I am so guilty. I am just as responsible as the next American parent for a phenomenon that is swiftly and sadly sweeping the nation.
Techno-Kids. That’s not what the experts call them, but it’s my word. These are the kids who aren’t getting enough of real life because the majority of their time is spent using some type of technology device.
I sense a type of irony here since I am using a laptop (technology). Let me explain.
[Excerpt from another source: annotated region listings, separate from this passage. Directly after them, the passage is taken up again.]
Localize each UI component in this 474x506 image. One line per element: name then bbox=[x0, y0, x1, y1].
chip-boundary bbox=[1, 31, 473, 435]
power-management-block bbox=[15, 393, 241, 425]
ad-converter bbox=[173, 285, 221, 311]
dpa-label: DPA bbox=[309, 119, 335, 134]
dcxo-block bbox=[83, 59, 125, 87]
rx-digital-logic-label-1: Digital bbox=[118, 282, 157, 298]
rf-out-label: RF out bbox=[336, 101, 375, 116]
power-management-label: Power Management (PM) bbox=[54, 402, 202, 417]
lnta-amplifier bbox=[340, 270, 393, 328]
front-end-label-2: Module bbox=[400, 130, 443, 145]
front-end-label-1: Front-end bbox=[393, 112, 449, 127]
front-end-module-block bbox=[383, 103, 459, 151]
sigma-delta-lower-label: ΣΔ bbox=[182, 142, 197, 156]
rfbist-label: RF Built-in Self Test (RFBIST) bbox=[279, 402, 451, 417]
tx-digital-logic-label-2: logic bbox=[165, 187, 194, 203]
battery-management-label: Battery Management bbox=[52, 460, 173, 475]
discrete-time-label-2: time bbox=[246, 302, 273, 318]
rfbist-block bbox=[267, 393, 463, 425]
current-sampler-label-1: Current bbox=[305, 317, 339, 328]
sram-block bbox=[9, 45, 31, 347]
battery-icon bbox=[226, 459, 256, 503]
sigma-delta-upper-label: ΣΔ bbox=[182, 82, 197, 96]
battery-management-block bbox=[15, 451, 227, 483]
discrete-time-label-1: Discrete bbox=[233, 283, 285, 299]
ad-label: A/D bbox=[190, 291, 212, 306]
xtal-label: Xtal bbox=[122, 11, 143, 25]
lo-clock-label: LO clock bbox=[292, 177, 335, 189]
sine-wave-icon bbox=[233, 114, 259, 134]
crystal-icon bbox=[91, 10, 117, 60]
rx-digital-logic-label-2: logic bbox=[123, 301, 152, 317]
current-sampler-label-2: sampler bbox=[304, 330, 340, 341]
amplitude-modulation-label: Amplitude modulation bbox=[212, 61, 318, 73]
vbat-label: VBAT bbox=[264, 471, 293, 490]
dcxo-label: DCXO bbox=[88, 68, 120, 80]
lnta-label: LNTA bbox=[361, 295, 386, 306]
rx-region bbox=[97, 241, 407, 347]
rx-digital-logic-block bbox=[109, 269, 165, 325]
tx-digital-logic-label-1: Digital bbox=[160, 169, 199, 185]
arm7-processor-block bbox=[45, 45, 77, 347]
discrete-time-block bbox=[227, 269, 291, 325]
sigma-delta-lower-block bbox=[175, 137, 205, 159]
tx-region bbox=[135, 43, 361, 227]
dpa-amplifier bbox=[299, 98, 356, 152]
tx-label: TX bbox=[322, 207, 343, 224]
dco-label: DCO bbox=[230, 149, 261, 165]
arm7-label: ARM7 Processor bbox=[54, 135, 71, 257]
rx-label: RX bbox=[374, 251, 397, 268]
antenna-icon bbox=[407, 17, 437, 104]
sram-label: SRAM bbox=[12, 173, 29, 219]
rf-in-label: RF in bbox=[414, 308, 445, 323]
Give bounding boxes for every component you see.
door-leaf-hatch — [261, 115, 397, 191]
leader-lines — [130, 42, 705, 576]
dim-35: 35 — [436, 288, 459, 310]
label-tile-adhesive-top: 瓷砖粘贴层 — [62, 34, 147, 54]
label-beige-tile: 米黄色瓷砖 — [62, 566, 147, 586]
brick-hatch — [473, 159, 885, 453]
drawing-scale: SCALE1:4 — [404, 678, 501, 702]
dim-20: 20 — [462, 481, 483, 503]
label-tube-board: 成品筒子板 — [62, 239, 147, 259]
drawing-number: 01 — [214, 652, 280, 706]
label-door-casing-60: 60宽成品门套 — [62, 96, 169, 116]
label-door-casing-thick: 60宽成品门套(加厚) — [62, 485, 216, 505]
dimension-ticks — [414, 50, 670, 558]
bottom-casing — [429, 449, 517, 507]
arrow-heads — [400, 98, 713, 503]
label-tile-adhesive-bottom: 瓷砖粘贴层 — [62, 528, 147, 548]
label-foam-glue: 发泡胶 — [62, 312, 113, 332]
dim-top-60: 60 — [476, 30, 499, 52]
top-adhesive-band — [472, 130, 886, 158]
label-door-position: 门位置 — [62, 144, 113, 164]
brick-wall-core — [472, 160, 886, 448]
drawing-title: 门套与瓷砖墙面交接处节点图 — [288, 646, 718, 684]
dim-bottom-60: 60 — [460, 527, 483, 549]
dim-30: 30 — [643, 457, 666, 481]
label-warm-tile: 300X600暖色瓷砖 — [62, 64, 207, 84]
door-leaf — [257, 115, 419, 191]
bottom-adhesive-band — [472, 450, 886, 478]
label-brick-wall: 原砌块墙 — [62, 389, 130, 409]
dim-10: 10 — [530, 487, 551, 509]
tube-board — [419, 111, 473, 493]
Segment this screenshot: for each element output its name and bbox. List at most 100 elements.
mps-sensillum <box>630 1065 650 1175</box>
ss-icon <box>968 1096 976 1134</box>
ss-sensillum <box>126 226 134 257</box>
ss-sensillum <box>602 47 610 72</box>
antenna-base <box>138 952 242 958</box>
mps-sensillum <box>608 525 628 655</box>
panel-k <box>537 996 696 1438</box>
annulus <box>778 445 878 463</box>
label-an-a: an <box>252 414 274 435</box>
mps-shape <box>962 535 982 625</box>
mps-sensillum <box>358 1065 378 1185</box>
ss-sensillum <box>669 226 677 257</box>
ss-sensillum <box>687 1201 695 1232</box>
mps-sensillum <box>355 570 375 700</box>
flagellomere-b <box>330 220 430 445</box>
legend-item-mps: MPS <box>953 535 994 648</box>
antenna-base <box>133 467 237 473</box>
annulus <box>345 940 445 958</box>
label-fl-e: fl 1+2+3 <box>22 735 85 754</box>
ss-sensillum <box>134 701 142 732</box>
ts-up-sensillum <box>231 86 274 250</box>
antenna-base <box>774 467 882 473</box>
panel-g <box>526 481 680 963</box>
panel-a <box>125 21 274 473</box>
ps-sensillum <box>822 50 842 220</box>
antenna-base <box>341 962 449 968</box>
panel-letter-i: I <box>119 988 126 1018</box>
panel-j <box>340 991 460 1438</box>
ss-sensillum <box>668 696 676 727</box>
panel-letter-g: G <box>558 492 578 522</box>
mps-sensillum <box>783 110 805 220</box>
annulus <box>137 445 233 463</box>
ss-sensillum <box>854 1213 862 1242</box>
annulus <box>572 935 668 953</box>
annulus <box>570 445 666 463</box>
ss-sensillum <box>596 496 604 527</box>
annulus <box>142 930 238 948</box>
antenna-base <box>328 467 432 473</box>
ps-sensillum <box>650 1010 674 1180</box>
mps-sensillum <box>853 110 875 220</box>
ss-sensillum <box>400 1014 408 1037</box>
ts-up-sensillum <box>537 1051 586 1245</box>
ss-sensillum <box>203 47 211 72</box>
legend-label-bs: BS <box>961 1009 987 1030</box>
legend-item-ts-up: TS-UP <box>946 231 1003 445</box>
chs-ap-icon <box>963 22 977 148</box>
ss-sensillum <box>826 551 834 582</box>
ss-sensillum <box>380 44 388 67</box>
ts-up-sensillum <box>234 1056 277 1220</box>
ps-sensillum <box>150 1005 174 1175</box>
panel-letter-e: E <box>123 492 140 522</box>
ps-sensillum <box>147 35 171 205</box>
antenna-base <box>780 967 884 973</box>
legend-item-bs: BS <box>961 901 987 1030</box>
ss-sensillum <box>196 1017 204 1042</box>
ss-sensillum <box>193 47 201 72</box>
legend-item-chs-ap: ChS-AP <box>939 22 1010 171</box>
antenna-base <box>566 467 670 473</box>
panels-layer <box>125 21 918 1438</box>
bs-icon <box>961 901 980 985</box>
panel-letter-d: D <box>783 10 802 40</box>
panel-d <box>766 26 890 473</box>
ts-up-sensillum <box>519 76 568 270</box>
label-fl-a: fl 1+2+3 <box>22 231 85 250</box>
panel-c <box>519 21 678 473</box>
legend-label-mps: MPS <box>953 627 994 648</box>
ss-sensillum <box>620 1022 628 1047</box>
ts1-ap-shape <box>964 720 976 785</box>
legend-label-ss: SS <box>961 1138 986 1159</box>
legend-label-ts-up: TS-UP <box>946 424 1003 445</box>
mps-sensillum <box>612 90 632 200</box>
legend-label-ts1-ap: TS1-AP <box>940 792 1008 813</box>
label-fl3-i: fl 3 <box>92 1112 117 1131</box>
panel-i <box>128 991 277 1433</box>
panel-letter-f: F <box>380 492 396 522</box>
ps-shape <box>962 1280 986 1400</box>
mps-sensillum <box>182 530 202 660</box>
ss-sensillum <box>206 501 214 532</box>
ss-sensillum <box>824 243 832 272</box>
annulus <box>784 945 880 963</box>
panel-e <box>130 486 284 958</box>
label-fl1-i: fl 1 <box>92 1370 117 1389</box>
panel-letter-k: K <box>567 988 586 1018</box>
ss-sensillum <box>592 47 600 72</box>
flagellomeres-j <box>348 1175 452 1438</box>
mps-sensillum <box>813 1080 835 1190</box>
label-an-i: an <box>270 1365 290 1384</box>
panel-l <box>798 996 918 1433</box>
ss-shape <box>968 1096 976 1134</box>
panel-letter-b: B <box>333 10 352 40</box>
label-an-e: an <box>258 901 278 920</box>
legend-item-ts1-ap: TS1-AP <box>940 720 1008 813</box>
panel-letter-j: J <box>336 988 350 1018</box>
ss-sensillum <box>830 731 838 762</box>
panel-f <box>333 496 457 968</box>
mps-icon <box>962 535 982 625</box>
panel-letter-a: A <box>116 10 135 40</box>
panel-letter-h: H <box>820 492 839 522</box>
Last night as I was trying to power down my brain before bed, I was thumb-scrolling mindless posts on Facebook. Yep, there’s that double standard again. I stumbled on the following post. Reasons Today’s Kids are Bored at School, Feel Entitled, Have Little Patience and Few Real Friends
It’s a harsh title, but I’m a teacher, so I clicked and read. And
It. Hit. Home.
My teacher friends have lamented for years that kids are getting “worse”. They won’t sit still anymore. They’re bored.They are ruder, they interrupt more. They argue with peers more. Consequences don’t phase them. They’re bored. They whine. They can’t handle any challenge. They refuse to try if you’re not holding their hand. They’re bored.
And all the parents blame US for their children’s failure in schools. Socially, behaviorally, and academically. We are TRYING so very hard to help the children we serve. Every second, every report, every test we’re forced to give. We’re trying, but the kids (not all), just aren’t rising to the occasion. The potential of a generation is sitting, stagnating, and atrophying before it is ever cultivated. It is defeating and even the best teachers sometimes have a hard time finding the motivation to do it again the next day.
It’s not a revelation that technology has a hand in what is happening to AN ENTIRE GENERATION OF AMERICANS. The revelation that I had last night I AM ONE OF THOSE PARENTS. I am raising a child who is going to turn into one of the thousands of children across the country that can’t do anything for themselves because they are so dependent on their glowing box of entertainment. Because we love them so much we help them do everything. Because we are blessed enough to have the means to give them what they want. We’re not helping them. We aren’t raising them anymore.
I SWORE I would not let my kids grow up to be one of THEM. For the first YEAR of my oldest’s life, she did not watch TV. We ate dinner as a family and talked to her. She was my pride and joy as my teacher-heart watched her play in the floor, ‘reading’ the same 3 books over and over. Then, to my pride…She really was reading the books! Early literacy is being able to tell the story by looking and describing what is going on in the pictures. At 14 months old, you could give her a book and she would make up a story. (very broken words, yes, but the point is she was so incredibly engaged).
Then, I unexpectedly got pregnant with our little boy. By the time my daughter was 18 months old, I was 7 months pregnant, but I was full-on Dudley Dursley by that point. For the non-Harry Potter fans (books, not movies), that equals roughly the size and shape of a baby whale. At 30 weeks, I had reached the size most people are at 40 weeks- The size I was when my first was born. My back hurt so much I could barely walk. My feet were beginning to fracture under the weight of the small planet that was growing inside me. Having an energetic 18-month old who loved to run, jump, climb, be carried, ‘sit in the floor with me’, had become so exhausting and I just needed to sit down after being at work all day and I was no longer up to dedicating the time and energy to her that I had been previously. I worked full-time as a teacher up until 37 weeks in that condition–in a brand new position, too– and it. was. rough. I needed help. Insert technology here.
By 30 weeks, sweet girl was watching TV. Yep, I gave in. Then, I downloaded ABCMouse.com because I had seen it advertised on PBS. I was still trying hard to make sure that anything she saw on TV was wholesome and educational. It advertised that it was books in an app that kids could choose from and it would encourage early literacy and love for books. Well, let me just say that it is a pretty great app as far as they go. It’s definitely worth the subscription fee, except… It was the Pandora’s box for my family.
Slowly, the ability to sit in the floor and engage with a book began to fade. She preferred to be able to instantly have that entertainment without having to work for it. She found my Netflix app and could navigate it without any effort. Suddenly, she’s gazing like a zombie at idiotic shows that have no educational value. I let it slide because I knew that as soon as I had that baby, I’d be able to physically move and engage her again.
After I birthed my dwarf planet, (little Dude was 11.1 at birth. Yeah. I know. I mean. Yeah.) I discovered a type of busy that I didn’t know existed. My bright baby girl slipped deeper into iPad land. Just watch this while I nurse your brother back to sleep. Here, watch this so I can cook dinner quickly while your brother naps.
I have become on of those…. I am working hard now to fix this though. I knew it had become a problem, but now is the time to correct it…while they are young and I still can!
Tomorrow is Saturday. What a great way to start. Let’s get back to the LAND and set our souls free. See ya on the homestead tomorrow!